The answer given by the Prime Minister was, in truth, spectacularly inadequate. The single most important issue is the security of the state. The guarantor of that security cannot be foreign, it must in the long run be Afghan. It must also be powerful.

Now compare the reality of today's Iraq with the proposed future for Afghanistan. Iraq is smaller, less complex, richer, and better educated than Afghanistan. It has a stronger history as a stable state. Today it requires 600,000 security forces to maintain its fragile integrity. Yet Gordon Brown seems to believe that Afghanistan, with its history of lawlessness, its civil wars, its drugs trade, and its meddlesome neighbours, can prosper on a total security force of some 200,000 men

What is more, about a third of those security forces are expected to be policemen. The Afghan National Police are not just a poor instrument of law and order; they are an active agent of criminality.

Two thirds of them are drug addicts, and the majority are deliberate criminal oppressors of the ordinary Afghan. Systematic extortion, kidnap, theft, and rape are their stock in trade. So they do not add to security, they subtract from it. At least three quarters of the force is beyond recovery, and the best option is likely to be to start again, with a completely new force. That is not to say the task is impossible.
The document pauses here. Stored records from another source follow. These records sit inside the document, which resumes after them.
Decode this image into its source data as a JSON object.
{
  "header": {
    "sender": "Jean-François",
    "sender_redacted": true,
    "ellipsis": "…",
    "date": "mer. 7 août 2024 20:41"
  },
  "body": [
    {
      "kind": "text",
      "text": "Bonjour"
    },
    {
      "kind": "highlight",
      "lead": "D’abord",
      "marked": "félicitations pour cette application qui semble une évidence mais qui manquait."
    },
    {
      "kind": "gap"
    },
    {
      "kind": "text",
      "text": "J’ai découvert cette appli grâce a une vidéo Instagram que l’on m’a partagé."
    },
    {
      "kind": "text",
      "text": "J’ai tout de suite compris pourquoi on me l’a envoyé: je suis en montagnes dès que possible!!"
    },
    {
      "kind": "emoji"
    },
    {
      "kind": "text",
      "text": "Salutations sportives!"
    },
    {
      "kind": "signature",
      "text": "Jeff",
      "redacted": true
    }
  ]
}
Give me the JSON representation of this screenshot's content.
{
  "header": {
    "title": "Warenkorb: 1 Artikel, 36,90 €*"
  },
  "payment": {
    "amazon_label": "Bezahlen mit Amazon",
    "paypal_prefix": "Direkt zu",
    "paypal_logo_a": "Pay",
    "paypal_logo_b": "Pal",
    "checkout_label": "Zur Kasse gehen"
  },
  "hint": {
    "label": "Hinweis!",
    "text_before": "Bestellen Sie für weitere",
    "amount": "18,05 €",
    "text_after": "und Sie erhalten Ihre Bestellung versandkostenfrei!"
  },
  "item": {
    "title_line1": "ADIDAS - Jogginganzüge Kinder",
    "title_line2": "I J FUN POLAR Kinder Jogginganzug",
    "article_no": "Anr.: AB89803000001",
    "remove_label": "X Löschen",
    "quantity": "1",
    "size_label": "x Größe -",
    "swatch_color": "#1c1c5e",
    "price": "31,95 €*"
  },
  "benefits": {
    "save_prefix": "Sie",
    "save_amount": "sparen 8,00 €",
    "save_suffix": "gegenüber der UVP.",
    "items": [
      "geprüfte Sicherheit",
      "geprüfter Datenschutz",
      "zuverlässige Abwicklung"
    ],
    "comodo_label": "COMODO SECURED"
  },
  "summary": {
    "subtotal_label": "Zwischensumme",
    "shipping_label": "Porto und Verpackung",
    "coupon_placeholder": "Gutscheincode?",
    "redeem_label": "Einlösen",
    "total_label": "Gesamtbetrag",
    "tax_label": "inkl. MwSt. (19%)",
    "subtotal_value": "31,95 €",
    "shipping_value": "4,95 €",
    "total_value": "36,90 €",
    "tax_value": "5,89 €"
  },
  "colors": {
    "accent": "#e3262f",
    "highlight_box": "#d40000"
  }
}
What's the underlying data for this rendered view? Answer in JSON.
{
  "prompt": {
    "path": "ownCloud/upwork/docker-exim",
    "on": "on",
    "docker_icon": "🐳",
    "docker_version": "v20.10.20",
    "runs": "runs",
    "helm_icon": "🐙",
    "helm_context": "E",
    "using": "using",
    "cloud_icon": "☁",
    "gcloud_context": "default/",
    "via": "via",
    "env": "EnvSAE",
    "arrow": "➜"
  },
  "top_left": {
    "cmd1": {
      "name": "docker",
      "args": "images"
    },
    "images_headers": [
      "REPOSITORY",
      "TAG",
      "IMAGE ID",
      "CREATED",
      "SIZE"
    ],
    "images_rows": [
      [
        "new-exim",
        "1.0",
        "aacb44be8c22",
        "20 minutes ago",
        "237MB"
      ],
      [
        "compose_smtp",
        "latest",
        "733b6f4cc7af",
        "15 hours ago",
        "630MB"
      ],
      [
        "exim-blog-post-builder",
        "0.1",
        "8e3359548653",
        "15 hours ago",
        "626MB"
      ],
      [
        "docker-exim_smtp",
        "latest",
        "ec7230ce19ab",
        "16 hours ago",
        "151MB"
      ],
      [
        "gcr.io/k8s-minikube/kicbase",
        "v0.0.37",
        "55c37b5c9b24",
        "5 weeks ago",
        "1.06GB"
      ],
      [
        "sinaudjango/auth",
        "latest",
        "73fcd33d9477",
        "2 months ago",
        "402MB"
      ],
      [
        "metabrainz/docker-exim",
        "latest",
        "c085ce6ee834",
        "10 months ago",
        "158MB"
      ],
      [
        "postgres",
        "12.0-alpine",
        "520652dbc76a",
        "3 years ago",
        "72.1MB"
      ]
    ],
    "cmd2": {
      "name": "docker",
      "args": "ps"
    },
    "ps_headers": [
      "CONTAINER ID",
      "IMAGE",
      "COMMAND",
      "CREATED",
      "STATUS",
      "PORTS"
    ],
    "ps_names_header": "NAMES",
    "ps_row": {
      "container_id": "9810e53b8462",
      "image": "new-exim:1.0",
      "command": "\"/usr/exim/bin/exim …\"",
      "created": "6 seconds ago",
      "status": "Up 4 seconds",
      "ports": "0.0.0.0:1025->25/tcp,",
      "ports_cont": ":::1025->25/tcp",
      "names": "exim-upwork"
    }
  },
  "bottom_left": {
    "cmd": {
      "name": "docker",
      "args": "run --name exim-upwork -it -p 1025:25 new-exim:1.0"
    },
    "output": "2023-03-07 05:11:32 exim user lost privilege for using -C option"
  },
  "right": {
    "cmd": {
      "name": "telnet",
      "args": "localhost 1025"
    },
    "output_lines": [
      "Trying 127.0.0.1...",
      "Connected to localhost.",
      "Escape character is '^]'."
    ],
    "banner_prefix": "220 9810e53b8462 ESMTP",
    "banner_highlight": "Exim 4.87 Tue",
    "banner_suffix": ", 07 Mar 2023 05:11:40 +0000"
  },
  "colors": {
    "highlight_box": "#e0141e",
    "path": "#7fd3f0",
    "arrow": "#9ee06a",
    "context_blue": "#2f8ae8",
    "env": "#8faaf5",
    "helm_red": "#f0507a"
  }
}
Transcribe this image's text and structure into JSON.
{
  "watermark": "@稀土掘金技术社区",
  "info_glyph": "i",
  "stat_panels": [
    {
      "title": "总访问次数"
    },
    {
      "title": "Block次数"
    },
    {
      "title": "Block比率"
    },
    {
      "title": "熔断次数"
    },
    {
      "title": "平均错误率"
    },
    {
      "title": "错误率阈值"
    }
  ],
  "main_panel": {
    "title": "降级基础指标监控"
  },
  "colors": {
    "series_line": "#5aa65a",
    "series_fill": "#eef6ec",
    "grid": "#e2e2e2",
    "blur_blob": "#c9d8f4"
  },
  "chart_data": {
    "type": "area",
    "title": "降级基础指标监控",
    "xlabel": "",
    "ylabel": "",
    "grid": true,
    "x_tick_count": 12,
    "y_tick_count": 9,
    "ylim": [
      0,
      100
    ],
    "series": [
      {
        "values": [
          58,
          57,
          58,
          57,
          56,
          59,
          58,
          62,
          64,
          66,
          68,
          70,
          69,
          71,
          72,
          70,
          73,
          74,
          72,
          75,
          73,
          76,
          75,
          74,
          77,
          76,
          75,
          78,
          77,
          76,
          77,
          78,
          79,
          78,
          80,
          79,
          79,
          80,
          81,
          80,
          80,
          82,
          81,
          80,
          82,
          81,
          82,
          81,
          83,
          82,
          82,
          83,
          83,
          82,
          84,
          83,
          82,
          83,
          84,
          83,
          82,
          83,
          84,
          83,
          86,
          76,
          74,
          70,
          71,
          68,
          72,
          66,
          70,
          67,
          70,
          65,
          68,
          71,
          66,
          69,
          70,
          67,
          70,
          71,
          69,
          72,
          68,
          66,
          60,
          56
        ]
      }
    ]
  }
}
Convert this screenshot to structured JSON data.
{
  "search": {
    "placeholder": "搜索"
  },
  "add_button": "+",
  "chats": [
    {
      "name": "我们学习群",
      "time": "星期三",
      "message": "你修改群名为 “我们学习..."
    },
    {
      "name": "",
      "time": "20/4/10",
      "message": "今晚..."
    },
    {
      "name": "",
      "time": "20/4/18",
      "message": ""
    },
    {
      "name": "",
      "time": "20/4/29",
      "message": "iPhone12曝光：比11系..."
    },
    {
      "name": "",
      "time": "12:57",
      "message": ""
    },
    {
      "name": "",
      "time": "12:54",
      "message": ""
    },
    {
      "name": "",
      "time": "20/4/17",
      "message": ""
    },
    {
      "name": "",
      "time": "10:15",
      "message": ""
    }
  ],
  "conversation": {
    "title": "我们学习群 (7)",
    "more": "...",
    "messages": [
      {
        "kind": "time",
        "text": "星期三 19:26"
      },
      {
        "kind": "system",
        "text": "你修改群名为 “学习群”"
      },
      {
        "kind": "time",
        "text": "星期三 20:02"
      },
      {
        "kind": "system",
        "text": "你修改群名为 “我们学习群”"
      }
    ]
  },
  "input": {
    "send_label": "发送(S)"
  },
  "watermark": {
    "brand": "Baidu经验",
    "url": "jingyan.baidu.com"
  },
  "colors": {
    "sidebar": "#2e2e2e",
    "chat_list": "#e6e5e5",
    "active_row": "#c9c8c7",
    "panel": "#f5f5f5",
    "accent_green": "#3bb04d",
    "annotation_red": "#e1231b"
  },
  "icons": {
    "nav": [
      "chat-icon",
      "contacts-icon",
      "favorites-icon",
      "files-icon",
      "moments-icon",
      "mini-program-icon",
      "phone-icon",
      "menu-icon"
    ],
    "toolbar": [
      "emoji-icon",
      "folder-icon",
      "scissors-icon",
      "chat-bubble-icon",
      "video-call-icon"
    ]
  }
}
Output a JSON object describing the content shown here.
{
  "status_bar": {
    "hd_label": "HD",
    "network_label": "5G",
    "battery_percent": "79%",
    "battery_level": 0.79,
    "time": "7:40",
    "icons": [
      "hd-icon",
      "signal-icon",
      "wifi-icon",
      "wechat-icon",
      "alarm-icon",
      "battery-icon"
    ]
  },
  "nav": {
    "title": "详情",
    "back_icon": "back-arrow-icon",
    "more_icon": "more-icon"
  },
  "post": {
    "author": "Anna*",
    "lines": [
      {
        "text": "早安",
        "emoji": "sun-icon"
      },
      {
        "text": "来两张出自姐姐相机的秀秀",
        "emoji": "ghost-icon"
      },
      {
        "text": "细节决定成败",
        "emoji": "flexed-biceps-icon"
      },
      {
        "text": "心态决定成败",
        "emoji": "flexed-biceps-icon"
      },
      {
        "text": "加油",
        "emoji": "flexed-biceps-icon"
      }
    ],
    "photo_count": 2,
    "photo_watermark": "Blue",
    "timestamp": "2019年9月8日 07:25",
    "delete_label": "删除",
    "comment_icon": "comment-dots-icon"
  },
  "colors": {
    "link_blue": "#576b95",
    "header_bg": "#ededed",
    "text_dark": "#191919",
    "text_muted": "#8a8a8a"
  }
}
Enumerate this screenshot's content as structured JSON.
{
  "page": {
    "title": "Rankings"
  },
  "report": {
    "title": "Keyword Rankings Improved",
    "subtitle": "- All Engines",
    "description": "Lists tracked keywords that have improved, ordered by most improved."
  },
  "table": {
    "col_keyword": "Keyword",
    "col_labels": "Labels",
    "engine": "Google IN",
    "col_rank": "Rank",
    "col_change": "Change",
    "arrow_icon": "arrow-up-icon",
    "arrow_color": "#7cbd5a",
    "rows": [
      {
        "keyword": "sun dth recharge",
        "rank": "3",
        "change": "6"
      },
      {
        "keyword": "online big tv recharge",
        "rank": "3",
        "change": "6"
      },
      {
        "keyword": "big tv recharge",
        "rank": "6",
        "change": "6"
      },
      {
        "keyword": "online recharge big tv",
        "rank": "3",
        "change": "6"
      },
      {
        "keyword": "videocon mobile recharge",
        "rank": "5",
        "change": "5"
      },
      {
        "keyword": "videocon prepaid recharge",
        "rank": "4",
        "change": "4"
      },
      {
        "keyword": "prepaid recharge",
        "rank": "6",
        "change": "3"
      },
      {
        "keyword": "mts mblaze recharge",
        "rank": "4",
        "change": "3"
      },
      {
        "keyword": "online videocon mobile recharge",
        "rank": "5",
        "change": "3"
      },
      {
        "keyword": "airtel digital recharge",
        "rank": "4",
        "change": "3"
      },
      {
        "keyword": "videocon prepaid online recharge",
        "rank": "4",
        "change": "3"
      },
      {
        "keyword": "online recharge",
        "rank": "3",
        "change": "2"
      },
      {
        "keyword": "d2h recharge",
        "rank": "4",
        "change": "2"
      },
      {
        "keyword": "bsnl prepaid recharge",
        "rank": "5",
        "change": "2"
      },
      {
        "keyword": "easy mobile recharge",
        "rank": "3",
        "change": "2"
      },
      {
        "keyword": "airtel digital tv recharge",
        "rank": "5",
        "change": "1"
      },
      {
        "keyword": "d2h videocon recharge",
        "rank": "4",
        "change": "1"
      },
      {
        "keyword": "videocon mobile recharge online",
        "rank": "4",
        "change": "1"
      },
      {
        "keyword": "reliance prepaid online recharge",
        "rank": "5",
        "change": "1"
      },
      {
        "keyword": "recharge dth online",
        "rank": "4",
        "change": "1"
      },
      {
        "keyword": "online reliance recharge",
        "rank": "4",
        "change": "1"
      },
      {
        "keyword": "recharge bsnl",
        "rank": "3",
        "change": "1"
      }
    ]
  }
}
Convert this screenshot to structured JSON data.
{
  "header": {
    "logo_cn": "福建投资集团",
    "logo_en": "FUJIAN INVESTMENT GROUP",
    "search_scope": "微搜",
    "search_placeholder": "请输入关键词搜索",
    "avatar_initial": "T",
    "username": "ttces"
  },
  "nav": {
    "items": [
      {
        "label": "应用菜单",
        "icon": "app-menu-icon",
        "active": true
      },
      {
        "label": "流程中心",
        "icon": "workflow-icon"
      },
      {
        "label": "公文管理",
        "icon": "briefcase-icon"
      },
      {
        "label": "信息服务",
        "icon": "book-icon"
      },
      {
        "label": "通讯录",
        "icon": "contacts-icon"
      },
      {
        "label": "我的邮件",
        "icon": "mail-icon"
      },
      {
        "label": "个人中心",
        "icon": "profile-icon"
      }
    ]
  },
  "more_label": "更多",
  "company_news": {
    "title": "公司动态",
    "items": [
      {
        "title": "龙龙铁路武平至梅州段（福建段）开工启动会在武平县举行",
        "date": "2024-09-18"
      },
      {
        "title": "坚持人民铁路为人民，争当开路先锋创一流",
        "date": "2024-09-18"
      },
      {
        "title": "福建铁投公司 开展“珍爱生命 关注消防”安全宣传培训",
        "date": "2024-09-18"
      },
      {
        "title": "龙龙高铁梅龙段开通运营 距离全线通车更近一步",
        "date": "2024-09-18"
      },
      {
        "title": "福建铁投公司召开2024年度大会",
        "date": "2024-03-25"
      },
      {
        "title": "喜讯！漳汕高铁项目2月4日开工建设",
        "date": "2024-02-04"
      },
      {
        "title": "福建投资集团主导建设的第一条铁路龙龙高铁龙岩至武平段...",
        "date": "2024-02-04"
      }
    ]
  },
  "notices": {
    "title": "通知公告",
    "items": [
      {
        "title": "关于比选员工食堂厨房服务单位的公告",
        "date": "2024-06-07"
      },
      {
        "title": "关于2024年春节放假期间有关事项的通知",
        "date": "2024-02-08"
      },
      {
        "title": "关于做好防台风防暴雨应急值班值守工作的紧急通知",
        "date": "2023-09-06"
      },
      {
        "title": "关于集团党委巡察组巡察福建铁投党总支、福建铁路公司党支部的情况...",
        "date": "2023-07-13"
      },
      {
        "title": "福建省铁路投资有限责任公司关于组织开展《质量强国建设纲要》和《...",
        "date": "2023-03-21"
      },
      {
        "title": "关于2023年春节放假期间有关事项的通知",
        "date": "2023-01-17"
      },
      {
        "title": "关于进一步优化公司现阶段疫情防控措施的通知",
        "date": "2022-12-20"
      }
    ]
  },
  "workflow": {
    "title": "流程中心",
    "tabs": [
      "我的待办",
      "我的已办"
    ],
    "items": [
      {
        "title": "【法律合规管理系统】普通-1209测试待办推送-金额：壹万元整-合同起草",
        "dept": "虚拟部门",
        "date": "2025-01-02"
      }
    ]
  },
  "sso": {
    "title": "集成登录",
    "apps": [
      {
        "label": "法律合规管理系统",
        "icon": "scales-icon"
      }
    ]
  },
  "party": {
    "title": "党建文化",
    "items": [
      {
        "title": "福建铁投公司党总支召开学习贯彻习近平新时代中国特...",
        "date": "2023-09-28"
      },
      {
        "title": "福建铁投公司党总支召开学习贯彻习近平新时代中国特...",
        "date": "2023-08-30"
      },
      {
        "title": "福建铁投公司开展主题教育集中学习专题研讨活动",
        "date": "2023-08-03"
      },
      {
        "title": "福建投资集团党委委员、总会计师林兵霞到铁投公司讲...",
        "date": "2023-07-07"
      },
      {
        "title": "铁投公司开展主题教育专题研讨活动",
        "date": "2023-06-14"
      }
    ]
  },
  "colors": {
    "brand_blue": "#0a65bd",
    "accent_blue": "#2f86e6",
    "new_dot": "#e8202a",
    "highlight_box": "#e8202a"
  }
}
The Afghan National Army is different again. A conventional soldier might be horrified to watch their casual behaviour. They have faults – occasional cruelty, tribalism, variable leadership, but they are manageable. To have a chance, however, there will need to be at least four times as many as is being proposed. Without that sort of number, Afghanistan will revert to a lawless, drug-ridden bolt-hole for terrorists and insurgents. The Taliban will win, and al-Qa'ida will be the beneficiary.

We must persuade the Afghan people that we are creating a viable, long-term Afghan security solution. We must answer the question "what comes next" in a way that stops the current slow but inexorable drift back to the Taliban.

A proper Afghan security force will be expensive. The annual subsidy would need to be about $3 billion, and that is after the upfront training costs. However, it will be cheaper, in blood and treasure, than the alternative ineffective endgame, and it will offer an exit that is better than the humiliation that is currently on the cards.

Furthermore, it is not essential that Britain and America shoulder the entire burden. So far ISAF, the International Security Assistance Force, has been pathetically incompetent. One American journalist in Kabul described it to me as a "combination of nations, some of whom can't fight, and some who won't fight."

While this is unfair to some nations, it is broadly right. We would do better to persuade its allies to help with the financing of the Afghan security force, and give up on (most countries') expansion of military support. That may make the long term costs more bearable, and also reflect the importance to the whole world of bringing both drugs and terrorism under control.

We stand at an historic crossroads on this. If we are (a lot) tougher on the corruption of the Karzai regime; ensure delivery of justice on the ground, even if it is tribal justice; and create a security force that underpins a viable government, we stand a chance of delivering what no foreigner has ever done before, namely a successful Afghan state. If not, we will be allowing the waste of countless lives to achieve little more than Vietnam.